December 1, 2017

Singapore’s short term interest rates spiked at the end of November, ahead of the expected December hike in the US Federal Reserve’s (US Fed) federal funds rate (FFR). The 3-month SIBOR rose 5.7bps to 1.182% over the past three days. Market expectations are for the US Fed to hike interest rates in mid-December, and we believe this could propel SIBOR to trend up more, going forward.

We are forecasting FY18F NIM of 1.80% for UOB, wider an expected 1.77% for FY17, and 3Q17’s 1.79%. If the FFR rises at a faster pace, we think there would be further upside to our FY18 NIM forecast.

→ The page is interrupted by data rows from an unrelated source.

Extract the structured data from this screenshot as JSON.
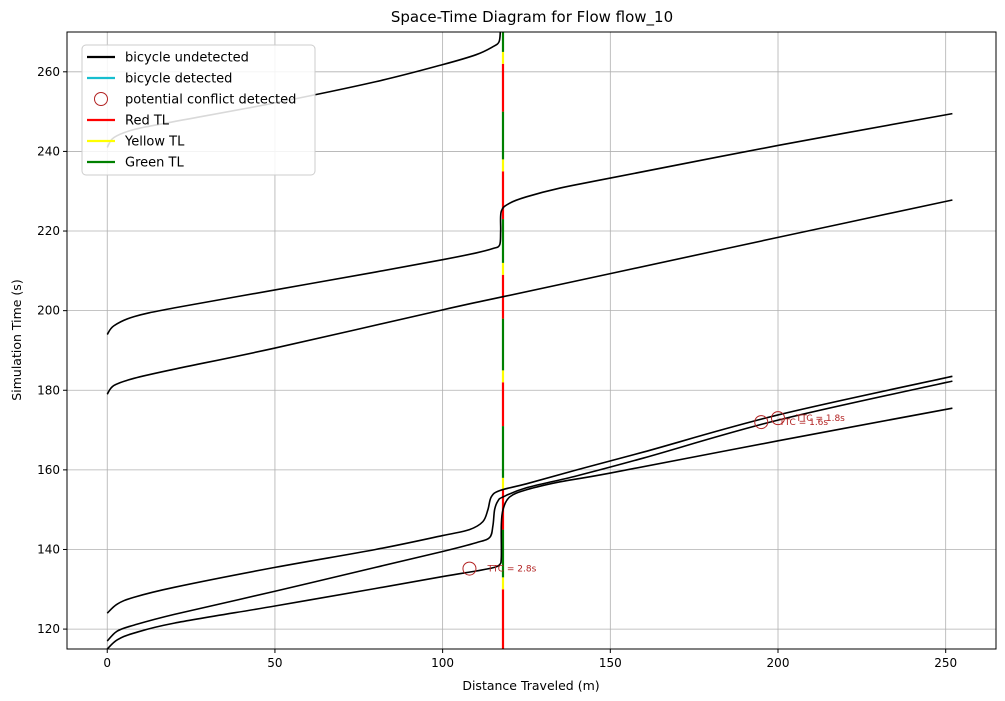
{
  "chart_data": {
    "type": "line",
    "title": "Space-Time Diagram for Flow flow_10",
    "xlabel": "Distance Traveled (m)",
    "ylabel": "Simulation Time (s)",
    "xlim": [
      -12,
      265
    ],
    "ylim": [
      115,
      270
    ],
    "xticks": [
      0,
      50,
      100,
      150,
      200,
      250
    ],
    "yticks": [
      120,
      140,
      160,
      180,
      200,
      220,
      240,
      260
    ],
    "grid": true,
    "legend_position": "upper-left",
    "legend": [
      {
        "label": "bicycle undetected",
        "kind": "line",
        "color": "#000000"
      },
      {
        "label": "bicycle detected",
        "kind": "line",
        "color": "#17becf"
      },
      {
        "label": "potential conflict detected",
        "kind": "circle",
        "color": "#b22222"
      },
      {
        "label": "Red TL",
        "kind": "line",
        "color": "#ff0000"
      },
      {
        "label": "Yellow TL",
        "kind": "line",
        "color": "#ffff00"
      },
      {
        "label": "Green TL",
        "kind": "line",
        "color": "#008000"
      }
    ],
    "traffic_light": {
      "x": 118,
      "segments": [
        {
          "state": "red",
          "from": 115,
          "to": 130
        },
        {
          "state": "yellow",
          "from": 130,
          "to": 133
        },
        {
          "state": "green",
          "from": 133,
          "to": 145
        },
        {
          "state": "red",
          "from": 145,
          "to": 155
        },
        {
          "state": "yellow",
          "from": 155,
          "to": 158
        },
        {
          "state": "green",
          "from": 158,
          "to": 171
        },
        {
          "state": "red",
          "from": 171,
          "to": 182
        },
        {
          "state": "yellow",
          "from": 182,
          "to": 185
        },
        {
          "state": "green",
          "from": 185,
          "to": 198
        },
        {
          "state": "red",
          "from": 198,
          "to": 209
        },
        {
          "state": "yellow",
          "from": 209,
          "to": 212
        },
        {
          "state": "green",
          "from": 212,
          "to": 223
        },
        {
          "state": "red",
          "from": 223,
          "to": 235
        },
        {
          "state": "yellow",
          "from": 235,
          "to": 238
        },
        {
          "state": "green",
          "from": 238,
          "to": 250
        },
        {
          "state": "red",
          "from": 250,
          "to": 262
        },
        {
          "state": "yellow",
          "from": 262,
          "to": 265
        },
        {
          "state": "green",
          "from": 265,
          "to": 270
        }
      ]
    },
    "series": [
      {
        "status": "undetected",
        "points": [
          [
            0,
            115
          ],
          [
            3,
            117.3
          ],
          [
            8,
            119
          ],
          [
            20,
            121.5
          ],
          [
            50,
            125.8
          ],
          [
            80,
            130.2
          ],
          [
            100,
            133.2
          ],
          [
            110,
            134.6
          ],
          [
            115,
            135.4
          ],
          [
            117,
            136.2
          ],
          [
            117.5,
            138
          ],
          [
            117.5,
            146
          ],
          [
            118,
            150
          ],
          [
            120,
            153.2
          ],
          [
            125,
            155
          ],
          [
            135,
            157
          ],
          [
            150,
            159.2
          ],
          [
            200,
            167.3
          ],
          [
            252,
            175.5
          ]
        ]
      },
      {
        "status": "undetected",
        "points": [
          [
            0,
            117
          ],
          [
            3,
            119.5
          ],
          [
            8,
            121
          ],
          [
            20,
            123.7
          ],
          [
            50,
            129.5
          ],
          [
            80,
            135.5
          ],
          [
            100,
            139.5
          ],
          [
            110,
            141.7
          ],
          [
            114,
            143
          ],
          [
            115,
            146
          ],
          [
            115.5,
            150
          ],
          [
            116.5,
            152.2
          ],
          [
            118,
            153.2
          ],
          [
            125,
            155.5
          ],
          [
            140,
            158.5
          ],
          [
            160,
            163
          ],
          [
            200,
            172.5
          ],
          [
            252,
            182.3
          ]
        ]
      },
      {
        "status": "undetected",
        "points": [
          [
            0,
            124
          ],
          [
            3,
            126.3
          ],
          [
            8,
            128
          ],
          [
            20,
            130.5
          ],
          [
            50,
            135.5
          ],
          [
            80,
            140
          ],
          [
            100,
            143.5
          ],
          [
            108,
            145
          ],
          [
            112,
            147
          ],
          [
            113.5,
            150
          ],
          [
            114.5,
            153.2
          ],
          [
            117,
            154.8
          ],
          [
            125,
            156.5
          ],
          [
            140,
            160
          ],
          [
            160,
            164.5
          ],
          [
            200,
            173.8
          ],
          [
            252,
            183.5
          ]
        ]
      },
      {
        "status": "undetected",
        "points": [
          [
            0,
            179
          ],
          [
            2,
            181.2
          ],
          [
            8,
            183
          ],
          [
            20,
            185.3
          ],
          [
            50,
            190.6
          ],
          [
            100,
            200.2
          ],
          [
            118,
            203.5
          ],
          [
            150,
            209.3
          ],
          [
            200,
            218.4
          ],
          [
            252,
            227.8
          ]
        ]
      },
      {
        "status": "undetected",
        "points": [
          [
            0,
            194
          ],
          [
            2,
            196.2
          ],
          [
            8,
            198.5
          ],
          [
            20,
            200.7
          ],
          [
            50,
            205.2
          ],
          [
            80,
            209.7
          ],
          [
            100,
            212.8
          ],
          [
            110,
            214.5
          ],
          [
            115,
            215.6
          ],
          [
            117,
            216.5
          ],
          [
            117.3,
            220
          ],
          [
            117.5,
            225
          ],
          [
            120,
            227
          ],
          [
            125,
            228.6
          ],
          [
            135,
            230.8
          ],
          [
            150,
            233.3
          ],
          [
            200,
            241.5
          ],
          [
            252,
            249.5
          ]
        ]
      },
      {
        "status": "undetected",
        "points": [
          [
            0,
            241
          ],
          [
            2,
            243.5
          ],
          [
            8,
            245.5
          ],
          [
            20,
            247.5
          ],
          [
            50,
            252.2
          ],
          [
            80,
            257.5
          ],
          [
            100,
            261.8
          ],
          [
            110,
            264.3
          ],
          [
            115,
            266.3
          ],
          [
            116.8,
            267.5
          ],
          [
            117.2,
            270
          ]
        ]
      }
    ],
    "conflicts": [
      {
        "x": 108,
        "y": 135.2,
        "label": "TTC = 2.8s"
      },
      {
        "x": 195,
        "y": 172,
        "label": "TTC = 1.6s"
      },
      {
        "x": 200,
        "y": 173,
        "label": "TTC = 1.8s"
      }
    ]
  }
}
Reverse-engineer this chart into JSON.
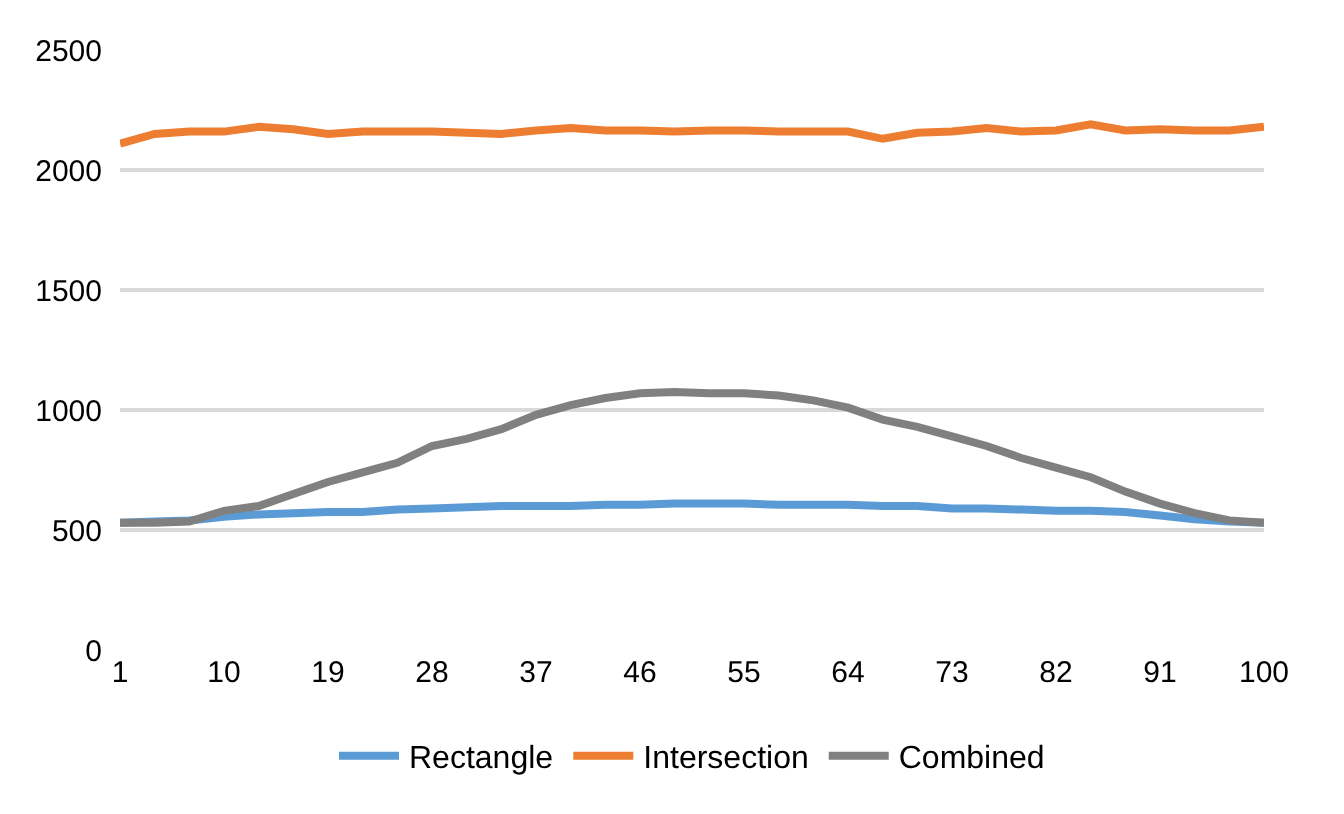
{
  "chart_data": {
    "type": "line",
    "x": [
      1,
      4,
      7,
      10,
      13,
      16,
      19,
      22,
      25,
      28,
      31,
      34,
      37,
      40,
      43,
      46,
      49,
      52,
      55,
      58,
      61,
      64,
      67,
      70,
      73,
      76,
      79,
      82,
      85,
      88,
      91,
      94,
      97,
      100
    ],
    "series": [
      {
        "name": "Rectangle",
        "color": "#5b9bd5",
        "values": [
          530,
          535,
          540,
          555,
          565,
          570,
          575,
          575,
          585,
          590,
          595,
          600,
          600,
          600,
          605,
          605,
          610,
          610,
          610,
          605,
          605,
          605,
          600,
          600,
          590,
          590,
          585,
          580,
          580,
          575,
          560,
          545,
          535,
          530
        ]
      },
      {
        "name": "Intersection",
        "color": "#ed7d31",
        "values": [
          2110,
          2150,
          2160,
          2160,
          2180,
          2170,
          2150,
          2160,
          2160,
          2160,
          2155,
          2150,
          2165,
          2175,
          2165,
          2165,
          2160,
          2165,
          2165,
          2160,
          2160,
          2160,
          2130,
          2155,
          2160,
          2175,
          2160,
          2165,
          2190,
          2165,
          2170,
          2165,
          2165,
          2180
        ]
      },
      {
        "name": "Combined",
        "color": "#808080",
        "values": [
          530,
          530,
          535,
          580,
          600,
          650,
          700,
          740,
          780,
          850,
          880,
          920,
          980,
          1020,
          1050,
          1070,
          1075,
          1070,
          1070,
          1060,
          1040,
          1010,
          960,
          930,
          890,
          850,
          800,
          760,
          720,
          660,
          610,
          570,
          540,
          530
        ]
      }
    ],
    "xlim": [
      1,
      100
    ],
    "xticks": [
      1,
      10,
      19,
      28,
      37,
      46,
      55,
      64,
      73,
      82,
      91,
      100
    ],
    "ylim": [
      0,
      2500
    ],
    "yticks": [
      0,
      500,
      1000,
      1500,
      2000,
      2500
    ],
    "grid": "y",
    "legend": "bottom",
    "marker": "none",
    "line_style": "solid"
  }
}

Do note that DBS (DBS SP, NEUTRAL, TP: SGD23.33) wrote back some GP in 3Q17. Whilst UOB’s GP to loan ratio is 1.1%, our estimated GP to unsecured loan ratio is closer to 2%, way ahead of the Monetary Authority of Singapore’s (MAS) requirement of 1%. Such a possible GP write-back may help to support UOB’s 4Q17 earnings. Our current earnings forecasts are conservative, as we have not factored in this possible GP write-back.

The recent spate of en-bloc property transactions has led to more optimism in the Singapore residential property market. 27% of UOB’s loans are to mortgages, higher than the 25% average for the three local banks. This development should be positive for UOB’s housing loan growth.

With market players getting excited on the impending FFR hike, we believe there is further share price upside potential for UOB. After rolling over to FY18, we raised our GGM-derived TP to SGD28.88, which assumes 8.6% CoE and 10.7% ROE (9M17 ROE: 10.3%). Our TP implies 1.33x 2018F P/BV, higher than the 4-year historical average of 1.13x, which we consider justifiable, as we are in a period of interest rate upcycle.

On a YTD comparison, UOB’s total return to investors (inclusive of dividends) was 31%, sharply lower than the three banks’ average of 40%. We believe UOB could catch up on its relative share price underperformance, as investors bet on gainers from interest rate hikes. Risks include higher-than-expected impairment charges and weaker-than-expected NIMs.

SIBOR has risen, as the market expects the US Fed to hike the FFR in mid-December. The rise in SIBOR is positive for banks’ NIM, including UOB. We forecast FY18 NIM of 1.80% for UOB, wider than FY17F’s 1.77%, and see further NIM upside if the FFR rises faster. In addition, the Jan 2018 implementation of IFRS 9 could be preceded by UOB possibly writing back some of its GP, just like what DBS did in 3Q17.

Maintain BUY at our new TP of SGD28.88 by RHB.